A report presented Wednesday to the San Diego City Council’s Budget Committee finds the voter-approved competitive bidding process known as “managed competition” flawed, cumbersome and needing to be reformed.
The study is the last of five by a group led by former Indianapolis Mayor Stephen Goldsmith that looked into improving efficiencies in various municipal functions.
The managed competition process can be beneficial to the city and employees but became unwieldy and contentious, limiting any potential good, the report says.
The city began taking bids on various functions in 2010 and saved $9 million annually in publishing, street sweeping and other areas.
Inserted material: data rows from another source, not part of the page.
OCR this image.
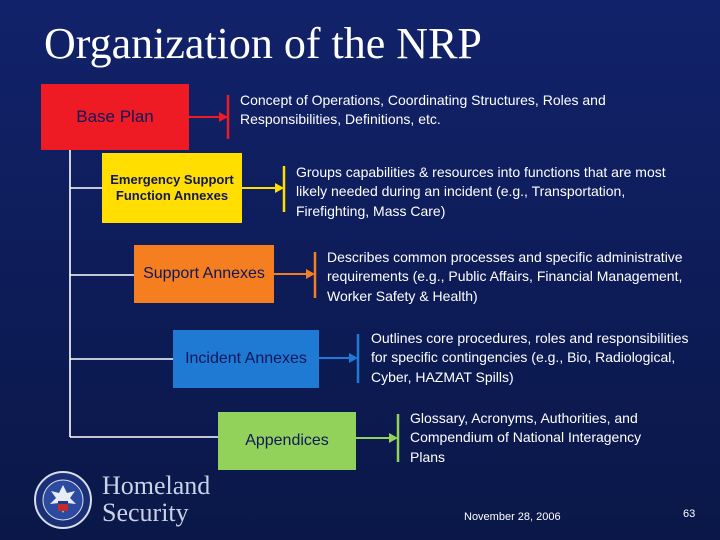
Organization of the NRP
Base Plan
Emergency Support Function Annexes
Support Annexes
Incident Annexes
Appendices
Concept of Operations, Coordinating Structures, Roles and Responsibilities, Definitions, etc.
Groups capabilities & resources into functions that are most likely needed during an incident (e.g., Transportation, Firefighting, Mass Care)
Describes common processes and specific administrative requirements (e.g., Public Affairs, Financial Management, Worker Safety & Health)
Outlines core procedures, roles and responsibilities for specific contingencies (e.g., Bio, Radiological, Cyber, HAZMAT Spills)
Glossary, Acronyms, Authorities, and Compendium of National Interagency Plans
Homeland
Security	November 28, 2006	63
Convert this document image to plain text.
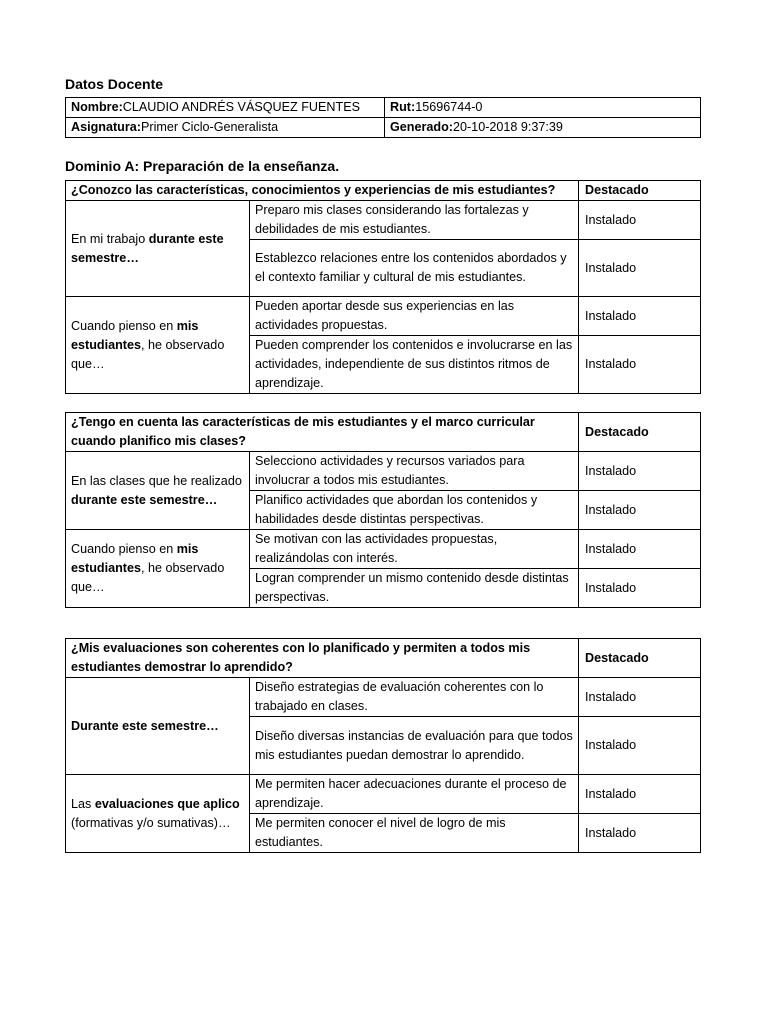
Datos Docente
Nombre:CLAUDIO ANDRÉS VÁSQUEZ FUENTES	Rut:15696744-0
Asignatura:Primer Ciclo-Generalista	Generado:20-10-2018 9:37:39
Dominio A: Preparación de la enseñanza.
¿Conozco las características, conocimientos y experiencias de mis estudiantes?		Destacado
En mi trabajo durante este semestre…	Preparo mis clases considerando las fortalezas y debilidades de mis estudiantes.	Instalado
	Establezco relaciones entre los contenidos abordados y el contexto familiar y cultural de mis estudiantes.	Instalado
Cuando pienso en mis estudiantes, he observado que…	Pueden aportar desde sus experiencias en las actividades propuestas.	Instalado
	Pueden comprender los contenidos e involucrarse en las actividades, independiente de sus distintos ritmos de aprendizaje.	Instalado
¿Tengo en cuenta las características de mis estudiantes y el marco curricular cuando planifico mis clases?		Destacado
En las clases que he realizado durante este semestre…	Selecciono actividades y recursos variados para involucrar a todos mis estudiantes.	Instalado
	Planifico actividades que abordan los contenidos y habilidades desde distintas perspectivas.	Instalado
Cuando pienso en mis estudiantes, he observado que…	Se motivan con las actividades propuestas, realizándolas con interés.	Instalado
	Logran comprender un mismo contenido desde distintas perspectivas.	Instalado
¿Mis evaluaciones son coherentes con lo planificado y permiten a todos mis estudiantes demostrar lo aprendido?		Destacado
Durante este semestre…	Diseño estrategias de evaluación coherentes con lo trabajado en clases.	Instalado
	Diseño diversas instancias de evaluación para que todos mis estudiantes puedan demostrar lo aprendido.	Instalado
Las evaluaciones que aplico (formativas y/o sumativas)…	Me permiten hacer adecuaciones durante el proceso de aprendizaje.	Instalado
	Me permiten conocer el nivel de logro de mis estudiantes.	Instalado
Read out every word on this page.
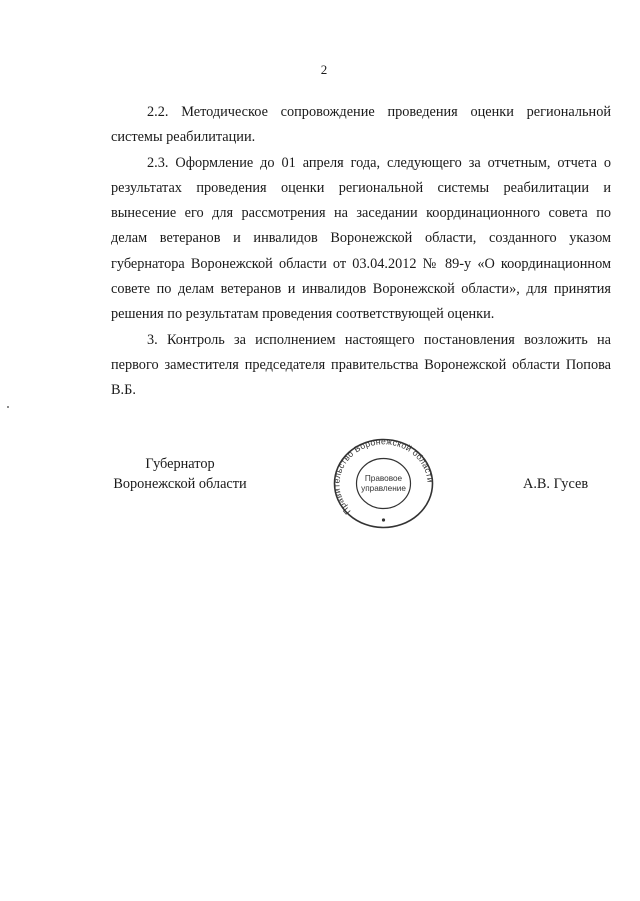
2

2.2. Методическое сопровождение проведения оценки региональной системы реабилитации.

2.3. Оформление до 01 апреля года, следующего за отчетным, отчета о результатах проведения оценки региональной системы реабилитации и вынесение его для рассмотрения на заседании координационного совета по делам ветеранов и инвалидов Воронежской области, созданного указом губернатора Воронежской области от 03.04.2012 № 89-у «О координационном совете по делам ветеранов и инвалидов Воронежской области», для принятия решения по результатам проведения соответствующей оценки.

3. Контроль за исполнением настоящего постановления возложить на первого заместителя председателя правительства Воронежской области Попова В.Б.

Губернатор
Воронежской области
Правительство Воронежской области
Правовое
управление	А.В. Гусев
However, it drew opposition from organized labor and was suspended by ex-Mayor Bob Filner.
Current Mayor Kevin Faulconer, perhaps the top supporter of managed competition when he was a City Council member, wants to revive the process.
Among Goldsmith’s findings:
- a reliance on managed competition has limited the implementation of other reform tools;
- a “robust flow of efficiency and effectiveness innovations” from the private sector has been stymied with municipal employees winning all the bids so far;
- project scopes were flawed;
- the integrity of the process was compromised by a lack of reliable data;
- employees had no financial incentives; and
- debate over the program has focused on who loses, not on creating win-win opportunities.
Among his two dozen recommendations are to form a more effective partnership between the city and organized labor; streamline the process so it includes fewer steps to complete; create a financial “upside” for affected employees; and make managed competition a part of an overall efficiency/quality/innovation initiative.
“It is my hope this study will pave a path forward to reform our managed competition program and to look at other ways to streamline and improve city processes while generating savings that can be reinvested in neighborhood services,” said City Council President Todd Gloria.
He said the report gives the council a roadmap to make the city a model for innovation.
Last week, Faulconer proposed establishing rewards for employees who come forward with ideas for saving money and improving services. He supports Goldsmith’s recommendations.
Gloria said he backs Faulconer’s plan and is “committed to cultivating efficiencies and moving forward with appropriate fiscal reforms beyond managed competition. We should continue to work together to implement other innovations and reforms that achieve cost savings.”
The committee voted unanimously to forward the report to the full City Council.